This study investigates the failure mechanisms in masked diffusion models arising from sequential generation and parallel decoding. Addressing issues of order sensitivity and parallelization bias, the work proposes a unified information-theoretic framework that reveals how factorized parallel decoding induces uncontrolled Reverse KL divergence. It further elucidates the superiority of Easy-First strategies under high-error conditions. Leveraging information-theoretic tools such as total correlation, combined with controlled experiments in a Block-HMM environment and large-scale LLaDA model evaluations on arithmetic reasoning tasks, the analysis theoretically and empirically validates the intrinsic limitations of parallel decoding and delineates the effective boundaries of corrective strategies. The study quantifies the exponential computational cost incurred by these underlying mechanisms.

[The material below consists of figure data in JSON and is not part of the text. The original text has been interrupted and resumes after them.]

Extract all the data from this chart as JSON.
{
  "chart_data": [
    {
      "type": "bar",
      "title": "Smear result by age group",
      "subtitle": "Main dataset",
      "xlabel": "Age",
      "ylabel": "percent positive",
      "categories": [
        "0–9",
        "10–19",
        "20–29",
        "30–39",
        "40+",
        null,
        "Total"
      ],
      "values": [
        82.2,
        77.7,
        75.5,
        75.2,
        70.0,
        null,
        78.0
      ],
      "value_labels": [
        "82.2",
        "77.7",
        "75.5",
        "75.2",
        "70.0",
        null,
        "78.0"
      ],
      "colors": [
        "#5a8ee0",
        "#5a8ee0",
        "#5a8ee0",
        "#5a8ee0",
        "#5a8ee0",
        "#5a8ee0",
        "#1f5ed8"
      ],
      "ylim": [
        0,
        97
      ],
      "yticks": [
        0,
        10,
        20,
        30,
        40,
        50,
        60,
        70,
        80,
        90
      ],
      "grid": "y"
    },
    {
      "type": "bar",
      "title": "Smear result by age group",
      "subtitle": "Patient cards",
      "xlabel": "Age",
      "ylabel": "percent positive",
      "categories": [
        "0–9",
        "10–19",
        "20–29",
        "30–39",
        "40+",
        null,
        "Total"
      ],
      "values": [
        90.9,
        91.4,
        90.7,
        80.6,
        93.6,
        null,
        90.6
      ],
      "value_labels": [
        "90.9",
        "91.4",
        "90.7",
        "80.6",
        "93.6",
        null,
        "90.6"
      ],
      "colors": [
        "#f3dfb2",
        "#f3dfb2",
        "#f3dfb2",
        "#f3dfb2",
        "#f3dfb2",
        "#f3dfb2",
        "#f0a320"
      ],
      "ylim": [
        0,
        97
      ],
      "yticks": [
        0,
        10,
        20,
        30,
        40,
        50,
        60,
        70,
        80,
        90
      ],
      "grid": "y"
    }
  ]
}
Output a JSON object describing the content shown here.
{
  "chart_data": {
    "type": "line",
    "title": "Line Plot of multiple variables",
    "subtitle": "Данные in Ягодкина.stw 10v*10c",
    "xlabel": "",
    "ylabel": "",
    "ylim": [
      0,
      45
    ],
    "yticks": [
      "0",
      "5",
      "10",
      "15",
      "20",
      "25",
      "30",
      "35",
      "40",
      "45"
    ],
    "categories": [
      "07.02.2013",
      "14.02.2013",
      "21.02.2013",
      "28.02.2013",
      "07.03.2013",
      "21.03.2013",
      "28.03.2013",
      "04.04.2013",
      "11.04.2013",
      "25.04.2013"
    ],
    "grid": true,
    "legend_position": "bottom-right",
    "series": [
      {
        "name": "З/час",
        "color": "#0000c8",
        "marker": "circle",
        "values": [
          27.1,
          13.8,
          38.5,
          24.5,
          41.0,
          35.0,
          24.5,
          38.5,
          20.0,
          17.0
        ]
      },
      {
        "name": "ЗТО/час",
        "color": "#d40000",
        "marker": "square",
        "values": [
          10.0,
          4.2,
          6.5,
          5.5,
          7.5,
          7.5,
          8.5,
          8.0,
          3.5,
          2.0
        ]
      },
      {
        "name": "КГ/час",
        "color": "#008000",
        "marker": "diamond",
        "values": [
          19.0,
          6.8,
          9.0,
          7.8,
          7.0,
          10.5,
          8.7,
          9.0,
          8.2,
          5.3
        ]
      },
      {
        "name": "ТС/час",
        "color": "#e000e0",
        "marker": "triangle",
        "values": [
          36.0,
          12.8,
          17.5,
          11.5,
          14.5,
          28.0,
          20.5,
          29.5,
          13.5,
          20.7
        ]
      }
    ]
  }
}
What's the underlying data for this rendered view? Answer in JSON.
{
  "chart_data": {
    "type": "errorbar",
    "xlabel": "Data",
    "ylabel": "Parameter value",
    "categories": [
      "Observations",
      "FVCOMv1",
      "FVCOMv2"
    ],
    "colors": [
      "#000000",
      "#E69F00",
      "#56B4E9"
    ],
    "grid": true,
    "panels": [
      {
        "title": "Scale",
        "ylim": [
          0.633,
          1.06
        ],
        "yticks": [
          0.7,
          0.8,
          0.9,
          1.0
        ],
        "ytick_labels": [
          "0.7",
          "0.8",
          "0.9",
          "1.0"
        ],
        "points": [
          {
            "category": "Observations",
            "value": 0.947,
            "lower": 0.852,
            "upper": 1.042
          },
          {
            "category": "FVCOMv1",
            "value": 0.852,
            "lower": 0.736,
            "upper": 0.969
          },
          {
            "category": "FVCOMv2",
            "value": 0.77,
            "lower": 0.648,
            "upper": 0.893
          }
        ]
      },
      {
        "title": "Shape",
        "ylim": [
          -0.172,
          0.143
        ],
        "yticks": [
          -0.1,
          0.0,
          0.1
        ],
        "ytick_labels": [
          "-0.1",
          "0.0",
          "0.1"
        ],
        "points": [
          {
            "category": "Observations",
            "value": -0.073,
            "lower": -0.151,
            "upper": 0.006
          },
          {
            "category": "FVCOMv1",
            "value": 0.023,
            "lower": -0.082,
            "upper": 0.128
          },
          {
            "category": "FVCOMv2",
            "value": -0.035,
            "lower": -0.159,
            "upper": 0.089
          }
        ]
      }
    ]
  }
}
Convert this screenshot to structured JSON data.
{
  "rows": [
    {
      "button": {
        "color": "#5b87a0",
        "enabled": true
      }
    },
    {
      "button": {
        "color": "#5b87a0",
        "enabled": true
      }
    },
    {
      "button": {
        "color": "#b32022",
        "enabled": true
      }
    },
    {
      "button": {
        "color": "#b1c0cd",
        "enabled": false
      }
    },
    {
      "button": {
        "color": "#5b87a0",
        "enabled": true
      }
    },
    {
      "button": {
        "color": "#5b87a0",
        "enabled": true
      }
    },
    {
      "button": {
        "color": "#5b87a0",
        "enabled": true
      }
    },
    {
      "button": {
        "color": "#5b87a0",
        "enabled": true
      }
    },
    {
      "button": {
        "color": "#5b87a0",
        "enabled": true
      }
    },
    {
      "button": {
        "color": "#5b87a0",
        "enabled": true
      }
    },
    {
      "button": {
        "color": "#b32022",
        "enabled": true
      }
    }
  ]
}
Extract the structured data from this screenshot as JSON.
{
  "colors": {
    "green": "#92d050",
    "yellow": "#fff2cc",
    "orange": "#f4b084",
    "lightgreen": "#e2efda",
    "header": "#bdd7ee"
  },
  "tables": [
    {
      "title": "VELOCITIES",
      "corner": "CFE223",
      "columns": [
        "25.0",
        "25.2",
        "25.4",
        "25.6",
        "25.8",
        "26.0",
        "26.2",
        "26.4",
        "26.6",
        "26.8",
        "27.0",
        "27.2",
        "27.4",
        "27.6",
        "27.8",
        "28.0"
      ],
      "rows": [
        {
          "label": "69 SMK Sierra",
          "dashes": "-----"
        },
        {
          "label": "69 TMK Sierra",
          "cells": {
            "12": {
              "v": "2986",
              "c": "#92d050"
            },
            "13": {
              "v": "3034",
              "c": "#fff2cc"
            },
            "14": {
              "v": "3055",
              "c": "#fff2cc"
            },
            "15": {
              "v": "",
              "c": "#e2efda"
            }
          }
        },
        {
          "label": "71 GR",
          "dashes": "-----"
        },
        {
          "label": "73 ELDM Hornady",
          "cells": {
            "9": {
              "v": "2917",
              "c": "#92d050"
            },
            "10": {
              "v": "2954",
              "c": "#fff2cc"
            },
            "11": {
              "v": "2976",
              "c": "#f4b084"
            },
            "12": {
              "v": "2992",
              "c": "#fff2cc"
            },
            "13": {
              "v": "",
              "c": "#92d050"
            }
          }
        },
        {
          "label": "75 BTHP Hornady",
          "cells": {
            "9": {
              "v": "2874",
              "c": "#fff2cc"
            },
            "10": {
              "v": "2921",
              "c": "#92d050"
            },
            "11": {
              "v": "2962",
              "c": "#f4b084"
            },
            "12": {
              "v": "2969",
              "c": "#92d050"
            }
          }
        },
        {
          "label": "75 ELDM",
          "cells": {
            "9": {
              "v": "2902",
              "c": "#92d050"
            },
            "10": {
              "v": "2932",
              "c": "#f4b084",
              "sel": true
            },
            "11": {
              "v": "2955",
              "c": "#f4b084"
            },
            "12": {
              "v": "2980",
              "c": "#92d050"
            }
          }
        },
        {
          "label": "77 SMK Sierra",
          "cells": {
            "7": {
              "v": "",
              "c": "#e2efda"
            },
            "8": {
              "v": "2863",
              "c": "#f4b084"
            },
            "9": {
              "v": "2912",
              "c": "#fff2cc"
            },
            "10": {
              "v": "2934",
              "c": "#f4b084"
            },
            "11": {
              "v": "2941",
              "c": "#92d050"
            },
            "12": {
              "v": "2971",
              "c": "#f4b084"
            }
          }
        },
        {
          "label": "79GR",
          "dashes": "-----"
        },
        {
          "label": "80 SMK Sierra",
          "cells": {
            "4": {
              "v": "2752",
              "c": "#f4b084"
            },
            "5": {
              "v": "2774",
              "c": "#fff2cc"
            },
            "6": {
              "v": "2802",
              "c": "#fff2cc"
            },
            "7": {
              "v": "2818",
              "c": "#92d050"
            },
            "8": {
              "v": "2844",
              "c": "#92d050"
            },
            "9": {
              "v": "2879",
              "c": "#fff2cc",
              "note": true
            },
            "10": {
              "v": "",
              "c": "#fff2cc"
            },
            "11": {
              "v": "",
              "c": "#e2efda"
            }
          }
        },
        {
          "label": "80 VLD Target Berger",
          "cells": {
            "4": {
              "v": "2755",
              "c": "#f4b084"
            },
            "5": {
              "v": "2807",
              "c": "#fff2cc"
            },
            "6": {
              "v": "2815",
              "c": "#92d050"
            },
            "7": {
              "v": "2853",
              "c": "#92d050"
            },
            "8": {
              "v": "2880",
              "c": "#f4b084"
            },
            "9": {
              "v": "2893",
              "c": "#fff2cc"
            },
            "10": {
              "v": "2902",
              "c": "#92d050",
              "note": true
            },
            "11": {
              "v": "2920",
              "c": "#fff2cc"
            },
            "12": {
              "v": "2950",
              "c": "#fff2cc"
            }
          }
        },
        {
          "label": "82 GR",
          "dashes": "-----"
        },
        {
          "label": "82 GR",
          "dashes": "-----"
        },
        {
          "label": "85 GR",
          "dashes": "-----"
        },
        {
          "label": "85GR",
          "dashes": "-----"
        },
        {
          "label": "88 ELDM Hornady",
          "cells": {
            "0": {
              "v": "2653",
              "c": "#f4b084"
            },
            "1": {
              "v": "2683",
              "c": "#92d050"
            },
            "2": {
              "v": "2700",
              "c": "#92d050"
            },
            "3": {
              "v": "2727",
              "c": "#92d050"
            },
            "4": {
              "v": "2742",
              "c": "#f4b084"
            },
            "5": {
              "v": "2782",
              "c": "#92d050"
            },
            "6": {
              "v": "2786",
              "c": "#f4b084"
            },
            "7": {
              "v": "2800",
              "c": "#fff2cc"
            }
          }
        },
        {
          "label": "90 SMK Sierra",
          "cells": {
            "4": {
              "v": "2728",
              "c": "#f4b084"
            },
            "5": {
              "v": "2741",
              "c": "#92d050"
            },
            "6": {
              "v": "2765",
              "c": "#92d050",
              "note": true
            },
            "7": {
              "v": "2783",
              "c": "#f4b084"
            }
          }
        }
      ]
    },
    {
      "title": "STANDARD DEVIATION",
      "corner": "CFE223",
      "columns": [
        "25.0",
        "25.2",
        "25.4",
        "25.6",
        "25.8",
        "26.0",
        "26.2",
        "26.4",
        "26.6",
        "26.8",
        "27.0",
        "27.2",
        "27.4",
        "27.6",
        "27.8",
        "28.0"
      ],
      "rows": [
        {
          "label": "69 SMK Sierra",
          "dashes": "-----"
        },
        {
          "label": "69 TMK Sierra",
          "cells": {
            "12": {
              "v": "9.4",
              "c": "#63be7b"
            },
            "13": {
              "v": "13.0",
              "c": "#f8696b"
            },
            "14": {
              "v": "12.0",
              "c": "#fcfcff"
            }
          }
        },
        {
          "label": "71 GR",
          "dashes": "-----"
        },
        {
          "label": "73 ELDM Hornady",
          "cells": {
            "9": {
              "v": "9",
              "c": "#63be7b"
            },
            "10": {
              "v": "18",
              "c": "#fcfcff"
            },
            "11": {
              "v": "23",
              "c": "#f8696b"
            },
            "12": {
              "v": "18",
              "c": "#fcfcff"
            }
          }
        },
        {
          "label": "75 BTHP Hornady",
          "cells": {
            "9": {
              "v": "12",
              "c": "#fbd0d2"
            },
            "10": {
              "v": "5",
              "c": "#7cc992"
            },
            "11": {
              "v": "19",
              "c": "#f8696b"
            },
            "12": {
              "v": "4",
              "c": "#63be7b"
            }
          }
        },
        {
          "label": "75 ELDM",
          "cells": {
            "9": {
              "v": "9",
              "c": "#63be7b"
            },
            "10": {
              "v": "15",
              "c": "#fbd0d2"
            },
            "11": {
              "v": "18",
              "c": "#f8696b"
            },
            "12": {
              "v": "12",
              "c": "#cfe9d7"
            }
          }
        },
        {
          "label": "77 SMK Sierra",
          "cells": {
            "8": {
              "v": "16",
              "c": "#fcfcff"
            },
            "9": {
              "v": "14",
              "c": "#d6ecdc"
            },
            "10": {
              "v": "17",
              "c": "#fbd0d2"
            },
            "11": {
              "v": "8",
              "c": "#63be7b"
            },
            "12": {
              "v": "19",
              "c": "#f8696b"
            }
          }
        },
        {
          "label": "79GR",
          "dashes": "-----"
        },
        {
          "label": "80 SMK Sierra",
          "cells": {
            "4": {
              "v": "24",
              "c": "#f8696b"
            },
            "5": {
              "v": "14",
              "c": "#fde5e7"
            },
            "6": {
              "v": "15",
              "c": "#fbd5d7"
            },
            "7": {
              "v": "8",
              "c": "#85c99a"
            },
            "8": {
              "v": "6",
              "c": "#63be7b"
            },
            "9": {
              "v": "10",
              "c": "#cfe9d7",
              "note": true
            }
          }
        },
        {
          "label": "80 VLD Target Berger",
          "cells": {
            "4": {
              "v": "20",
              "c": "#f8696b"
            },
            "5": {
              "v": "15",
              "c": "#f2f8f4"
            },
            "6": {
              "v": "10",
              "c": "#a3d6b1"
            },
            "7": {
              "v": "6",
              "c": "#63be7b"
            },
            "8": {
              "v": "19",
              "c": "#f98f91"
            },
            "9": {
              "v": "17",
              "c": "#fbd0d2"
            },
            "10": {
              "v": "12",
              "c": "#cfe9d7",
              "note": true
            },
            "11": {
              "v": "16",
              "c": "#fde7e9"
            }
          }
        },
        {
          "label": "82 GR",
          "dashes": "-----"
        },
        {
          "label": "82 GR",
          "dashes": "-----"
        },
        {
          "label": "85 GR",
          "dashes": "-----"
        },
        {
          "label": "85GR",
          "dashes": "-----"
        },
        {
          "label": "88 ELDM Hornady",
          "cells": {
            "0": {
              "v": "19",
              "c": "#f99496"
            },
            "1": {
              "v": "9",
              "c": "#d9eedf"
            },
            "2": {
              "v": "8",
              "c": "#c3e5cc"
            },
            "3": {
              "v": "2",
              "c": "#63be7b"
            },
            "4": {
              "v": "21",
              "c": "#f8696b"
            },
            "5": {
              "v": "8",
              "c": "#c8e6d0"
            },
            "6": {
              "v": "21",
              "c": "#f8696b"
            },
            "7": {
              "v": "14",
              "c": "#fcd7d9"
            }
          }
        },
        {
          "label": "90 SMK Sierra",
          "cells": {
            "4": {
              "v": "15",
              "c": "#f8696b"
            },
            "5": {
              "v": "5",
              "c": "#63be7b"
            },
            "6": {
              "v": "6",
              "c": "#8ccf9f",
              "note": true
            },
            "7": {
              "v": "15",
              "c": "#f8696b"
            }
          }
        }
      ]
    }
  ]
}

Masked Diffusion Models (MDMs) significantly accelerate inference by trading off sequential determinism. However, the theoretical mechanisms governing generation order and the risks inherent in parallelization remain under-explored. In this work, we provide a unified information-theoretic framework to decouple and analyze two fundamental sources of failure: order sensitivity and parallelization bias. Our analysis yields three key insights: (1) The benefits of Easy-First decoding (prioritizing low-entropy tokens) are magnified as model error increases; (2) factorized parallel decoding introduces intrinsic sampling errors that can lead to arbitrary large Reverse KL divergence, capturing"incoherence"failures that standard Forward KL metrics overlook; and (3) while verification can eliminate sampling error, it incurs an exponential cost governed by the total correlation within a block. Conversely, heuristics like remasking, though computationally efficient, cannot guarantee distributional correctness. Experiments on a controlled Block-HMM and large-scale MDMs (LLaDA) for arithmetic reasoning validate our theoretical framework.